The crowd generally roars with glee, because all of us at one time or another enjoy watching our fellow man get skewered by a city slicker, or better yet, just a country boy who loves his home and family.
That's why I was so surprised to open my mail yesterday and find in it a wounded cry from the man who makes a good living by directing his rapier wit at those who willingly get themselves snaffled onto his show.
So, herewith, I give you Jack Paar, without stint:
“DEAR HAL:
“You may use this letter in your column, if you wish but only if you use it in its entirety.
“As I told you, I promised my wife I would never give another interview to the press, because you can't win an interview. I broke that promise to my wife to see you, because you were an old friend.
“I enjoyed having lunch with you that day, Hal, but I do not think the editing and putting together of what I said over the two-hour interview constituted accurate reporting in your column, and I state that while you did not misquote me, you used the provocative, controversial things I said to make me look like an egotistical and ungentlemanly person. I'm very sorry if this is the only impression you received.
“As for the Mickey Rooney incident, may I remind you and the readers of your column that I never started the affair? I was prepared to treat him, a man I had never met, with the same courtesy and respect I have shown other greats in show business.
“I'm sure you will recall you brought up the name of Jim Backus. I hope you will also recall that during my last visit here, you printed an entire column by Backus about me and that I never replied to it.
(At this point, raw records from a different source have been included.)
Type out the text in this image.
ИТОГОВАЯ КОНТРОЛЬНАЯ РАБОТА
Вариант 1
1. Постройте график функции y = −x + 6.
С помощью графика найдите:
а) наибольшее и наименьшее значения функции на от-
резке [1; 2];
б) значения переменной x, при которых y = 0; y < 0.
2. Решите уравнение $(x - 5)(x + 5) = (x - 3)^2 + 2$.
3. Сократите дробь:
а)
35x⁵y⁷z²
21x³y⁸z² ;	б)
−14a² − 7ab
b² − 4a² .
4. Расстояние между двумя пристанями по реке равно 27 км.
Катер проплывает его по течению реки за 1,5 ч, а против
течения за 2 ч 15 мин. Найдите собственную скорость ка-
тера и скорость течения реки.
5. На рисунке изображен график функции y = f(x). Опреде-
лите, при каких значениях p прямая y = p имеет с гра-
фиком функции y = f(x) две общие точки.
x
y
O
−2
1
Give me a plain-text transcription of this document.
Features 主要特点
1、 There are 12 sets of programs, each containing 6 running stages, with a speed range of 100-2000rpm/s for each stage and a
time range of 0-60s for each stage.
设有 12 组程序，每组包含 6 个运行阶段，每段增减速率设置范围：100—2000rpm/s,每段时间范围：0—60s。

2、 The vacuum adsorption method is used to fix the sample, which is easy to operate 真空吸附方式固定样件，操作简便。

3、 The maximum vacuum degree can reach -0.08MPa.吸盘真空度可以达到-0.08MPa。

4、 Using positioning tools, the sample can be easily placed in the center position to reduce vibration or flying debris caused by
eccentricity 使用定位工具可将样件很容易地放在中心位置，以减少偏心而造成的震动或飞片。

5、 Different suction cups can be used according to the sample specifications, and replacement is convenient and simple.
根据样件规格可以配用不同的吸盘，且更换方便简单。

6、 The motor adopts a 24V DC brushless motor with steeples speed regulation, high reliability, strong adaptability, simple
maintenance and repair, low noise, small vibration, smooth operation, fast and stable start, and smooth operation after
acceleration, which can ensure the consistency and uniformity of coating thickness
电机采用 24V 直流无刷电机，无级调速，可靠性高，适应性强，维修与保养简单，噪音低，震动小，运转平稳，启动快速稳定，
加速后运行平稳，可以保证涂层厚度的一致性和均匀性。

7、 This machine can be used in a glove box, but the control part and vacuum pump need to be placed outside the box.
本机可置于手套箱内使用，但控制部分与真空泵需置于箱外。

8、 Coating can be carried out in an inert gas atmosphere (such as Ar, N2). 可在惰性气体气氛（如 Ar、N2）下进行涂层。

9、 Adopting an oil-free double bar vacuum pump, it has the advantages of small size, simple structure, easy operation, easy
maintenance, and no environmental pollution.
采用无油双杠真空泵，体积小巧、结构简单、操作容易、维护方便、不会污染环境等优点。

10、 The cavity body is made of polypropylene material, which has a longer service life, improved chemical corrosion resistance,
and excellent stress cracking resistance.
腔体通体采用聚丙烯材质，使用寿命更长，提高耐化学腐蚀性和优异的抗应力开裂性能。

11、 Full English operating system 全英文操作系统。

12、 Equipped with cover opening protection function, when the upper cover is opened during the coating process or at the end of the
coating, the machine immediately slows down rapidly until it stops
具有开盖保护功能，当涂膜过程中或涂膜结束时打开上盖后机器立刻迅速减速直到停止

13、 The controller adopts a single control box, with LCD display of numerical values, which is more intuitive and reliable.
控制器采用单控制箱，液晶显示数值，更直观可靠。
“JIM BACKUS IS an excellent actor. His narrations in the Magoo character are classics. I have nothing but respect for Jim's work. Since he chose to criticize our show and since you did seek my reply, I must point out, however, that Jim has not 'made it' in show business as a solo personality, and that, as you know, is the most difficult of all roles.
“Perhaps I am wrong, but I like to think of myself as a man of peace. I have had many feuds on this show, but I never started any. I would prefer to avoid them, but they have a habit of find me. I seem to spend wasted time fighting on other people's playing fields and by their own rules.
“As for Hollywood, our show has never been treated better than on this trip. Not that anyone in Hollywood owes us anything, but we have always been quick to all of the decent people here.
“I have been, and am now, eager and willing to spread the word that show business is an honorable profession of many honorable people, and that Hollywood is one of its logical centers.
“I regret, Hal, that we had to meet this time on your field by your rules.
My best to you,
JACK PAAR.”
Jim Backus used a have a commercial for Za-Rex liquid drink mix, and hinted at his role as Thurston Howell III on Gilligan's Island on it; also, too bad Za-Rex probably was a local product, otherwise a Wacky Packages sticker could be imagined for Saur-Rex, drink syrup for dinosaurs, with a black-and-color striped tyrannosaurus on the label.